The Governor’s order to consolidate some school districts is getting big push back from educators. The Governor's executive order calls for districts that spend less than 60 percent of their budgets in the classroom to consolidate administrative expenses by 2020.
The Calumet School District, about 45 minutes west of Oklahoma City, has an average enrollment of 280 students. And Superintendent Dr. Keith Weldon says they are one of those districts that meet the criteria for consolidation.
“There’s very few schools that can even afford that 60 percent of our budget in the classroom,” he said Wednesday. “It’s not because superintendents don’t want to, it’s because of all these other expenses that we have to do.”
That would mean Calumet would have to consolidate a lot of those expenses with another district. Things like a superintendent, human resources, professional development, and equipment. The money saved would be put back into the district.

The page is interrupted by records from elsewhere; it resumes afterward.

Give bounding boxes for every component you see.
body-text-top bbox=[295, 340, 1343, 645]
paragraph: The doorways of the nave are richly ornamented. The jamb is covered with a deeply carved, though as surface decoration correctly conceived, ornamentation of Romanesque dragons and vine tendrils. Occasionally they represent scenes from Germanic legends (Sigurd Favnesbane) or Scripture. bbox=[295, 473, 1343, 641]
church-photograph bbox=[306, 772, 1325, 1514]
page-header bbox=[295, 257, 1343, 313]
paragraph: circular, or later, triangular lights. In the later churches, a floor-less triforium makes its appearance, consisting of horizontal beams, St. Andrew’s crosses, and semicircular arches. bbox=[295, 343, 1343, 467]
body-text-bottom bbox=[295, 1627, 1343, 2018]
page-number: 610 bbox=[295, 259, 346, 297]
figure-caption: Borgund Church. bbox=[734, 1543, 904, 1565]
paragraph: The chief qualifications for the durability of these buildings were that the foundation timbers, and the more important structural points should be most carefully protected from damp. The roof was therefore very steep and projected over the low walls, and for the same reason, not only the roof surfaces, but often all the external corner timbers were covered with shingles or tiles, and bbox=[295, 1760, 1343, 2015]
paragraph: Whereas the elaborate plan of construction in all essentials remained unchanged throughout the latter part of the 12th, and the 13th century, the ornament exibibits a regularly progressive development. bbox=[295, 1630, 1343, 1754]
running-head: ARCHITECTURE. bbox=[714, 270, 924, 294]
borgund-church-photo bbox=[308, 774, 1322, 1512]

A News 9 poll last year showed 68 percent likely voters in Oklahomans are in favor of such an idea. Supporters point out Oklahoma has 520 school districts and ranks near the top in the country in percentage of funds spent on administrative costs even though teacher pay is now ranked at the bottom.
“The goal is to increase the focus on getting more dollars going to the classroom to support higher teacher salaries and instructional resources,” said Governor Fallin’s Communications Director Michael McNutt on Wednesday.
But educators say the call for consolidation is simply a distraction from the real issue and shifting money in already thin budgets won't solve this crisis.
“We don’t have a spending problem, public schools don’t have a spending problem. We have a revenue problem,” said Dr. Weldon.